The ruling extends protections not afforded under a 2009 U.S. Supreme Court decision in an Arizona case that found searches in such cases permissible under the Fourth Amendment.
That case, Arizona v. Gant, said police must obtain a warrant to search a vehicle with two narrow exceptions: officer safety — they can conduct a limited search for weapons, for example — and when they reasonably believe the car contains evidence of the crime for which the driver was taken into custody.
Washington's justices found that the officer-safety exemption already exists under Article I, Section 7 of the state constitution, which contains protections against illegal search and seizure similar to those found in the Fourth Amendment.
But they said the search for evidence of the crime-of-arrest does not qualify as an acceptable warrantless search, and they rejected arguments of prosecutors from around the state who warned in pleadings that forcing officers to obtain warrants to search a car after every arrest will be time-consuming and have other impacts on law enforcement.
"These delays will only multiply if a warrant is required for every stop at 2 a.m. on a Friday night in which the officer concludes it is reasonable to believe there is evidence of the crime of arrest in the vehicle," wrote James Whisman, a senior deputy prosecutor with the King County Prosecutor's Office. "Scores of such arrests occur in any given jurisdiction in any 24-hour period."
Lila Silverstein, an attorney with the Washington Appellate Project and the attorney for Daniel Snapp, one of the men who was arrested, said that the justices were only following a long practice of extending additional privacy protections to Washington residents.
"This is not a new direction," she said. "It's terrific that our court holds these protections in such regard."
Nor is it unusual for the justices to interpret the state constitution separately from the U.S. document, she said.
While the U.S. Supreme Court only last year found that a warrant was needed to place a GPS tracking device on someone's car, the state has required warrants for years, Silverstein pointed out.

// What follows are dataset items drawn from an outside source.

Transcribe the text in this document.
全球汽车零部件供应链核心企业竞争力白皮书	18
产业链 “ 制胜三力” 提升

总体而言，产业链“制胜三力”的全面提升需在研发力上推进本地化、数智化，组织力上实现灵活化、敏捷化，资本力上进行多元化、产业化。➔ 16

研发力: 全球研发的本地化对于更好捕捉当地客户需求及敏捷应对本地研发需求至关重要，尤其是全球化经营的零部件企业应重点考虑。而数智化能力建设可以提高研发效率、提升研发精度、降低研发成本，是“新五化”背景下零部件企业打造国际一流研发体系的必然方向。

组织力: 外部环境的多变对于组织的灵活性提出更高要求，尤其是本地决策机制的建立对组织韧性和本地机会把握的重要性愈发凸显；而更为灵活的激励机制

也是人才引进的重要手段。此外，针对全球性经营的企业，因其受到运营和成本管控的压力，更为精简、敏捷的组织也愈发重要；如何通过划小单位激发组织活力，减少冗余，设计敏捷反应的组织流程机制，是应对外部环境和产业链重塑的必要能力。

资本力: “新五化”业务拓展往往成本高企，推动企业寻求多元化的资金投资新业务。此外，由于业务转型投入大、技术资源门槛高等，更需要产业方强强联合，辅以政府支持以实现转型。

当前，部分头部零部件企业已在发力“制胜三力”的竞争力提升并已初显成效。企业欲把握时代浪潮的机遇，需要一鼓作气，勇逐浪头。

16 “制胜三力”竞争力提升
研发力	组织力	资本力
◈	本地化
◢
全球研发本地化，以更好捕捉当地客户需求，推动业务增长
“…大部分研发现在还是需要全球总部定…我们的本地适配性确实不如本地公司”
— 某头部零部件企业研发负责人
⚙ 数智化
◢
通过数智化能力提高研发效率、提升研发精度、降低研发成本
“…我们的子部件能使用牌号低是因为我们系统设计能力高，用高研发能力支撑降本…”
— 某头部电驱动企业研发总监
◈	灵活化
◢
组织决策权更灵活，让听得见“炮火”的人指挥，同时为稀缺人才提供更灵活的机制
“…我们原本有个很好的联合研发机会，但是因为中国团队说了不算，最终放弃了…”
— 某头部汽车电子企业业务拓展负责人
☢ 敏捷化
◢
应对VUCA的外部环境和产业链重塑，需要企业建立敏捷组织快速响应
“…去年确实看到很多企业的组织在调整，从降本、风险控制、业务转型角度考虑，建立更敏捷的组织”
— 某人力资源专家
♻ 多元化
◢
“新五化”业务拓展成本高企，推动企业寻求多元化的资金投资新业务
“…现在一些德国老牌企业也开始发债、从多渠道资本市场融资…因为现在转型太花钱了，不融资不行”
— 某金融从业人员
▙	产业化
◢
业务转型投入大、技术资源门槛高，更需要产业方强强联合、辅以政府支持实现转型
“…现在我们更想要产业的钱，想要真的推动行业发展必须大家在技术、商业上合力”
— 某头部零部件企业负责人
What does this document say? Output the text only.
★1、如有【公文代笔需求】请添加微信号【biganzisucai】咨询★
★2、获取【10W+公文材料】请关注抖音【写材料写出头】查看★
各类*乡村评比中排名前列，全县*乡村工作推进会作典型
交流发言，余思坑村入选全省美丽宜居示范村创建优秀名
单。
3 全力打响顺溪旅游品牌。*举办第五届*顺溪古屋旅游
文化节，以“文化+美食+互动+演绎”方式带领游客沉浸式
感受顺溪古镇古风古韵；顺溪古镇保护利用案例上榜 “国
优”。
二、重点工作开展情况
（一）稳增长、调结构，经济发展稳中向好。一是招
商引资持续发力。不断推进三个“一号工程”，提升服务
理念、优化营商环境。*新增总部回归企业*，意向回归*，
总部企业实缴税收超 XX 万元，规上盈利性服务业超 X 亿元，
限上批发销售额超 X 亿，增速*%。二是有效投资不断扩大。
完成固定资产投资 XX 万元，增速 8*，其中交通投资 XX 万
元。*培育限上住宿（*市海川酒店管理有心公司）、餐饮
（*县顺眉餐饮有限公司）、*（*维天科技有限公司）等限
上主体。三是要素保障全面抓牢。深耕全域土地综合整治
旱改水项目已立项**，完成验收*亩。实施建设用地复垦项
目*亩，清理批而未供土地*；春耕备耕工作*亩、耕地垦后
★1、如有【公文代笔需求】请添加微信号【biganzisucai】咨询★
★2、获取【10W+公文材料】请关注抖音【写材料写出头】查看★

Likewise, police in Washington need a warrant to go through someone's garbage or look through a hotel directory, while federal law allows police to do those things without a warrant, she said.
A Washington State Patrol trooper arrested Snapp in 2006 for having a faulty seat belt. An officer said Snapp made furtive movements that made the officer suspect he was hiding something.
A search of his car turned up a crack pipe, drugs and evidence of identity theft. Snapp, who was a wanted felon, was convicted of identity-theft charges. His attorneys said that the search was illegal and that evidence found in the car was not admissible.
Roger Wright, the other driver, was stopped by Seattle police in 2006 for driving without his lights on in an area police said was known for burglaries and car prowls. The officer smelled marijuana when he approached the car and arrested Wright, passing him off to another officer. A search of the car turned up marijuana, Ecstasy and $1,300 cash.
The justices reversed the convictions of both men and sent the cases back to the trial court.
The dissent, by Justice James Johnson, said Thursday's ruling was too limiting for police and marked yet another of several "changes in direction" the court has taken in this area over the past 20 years.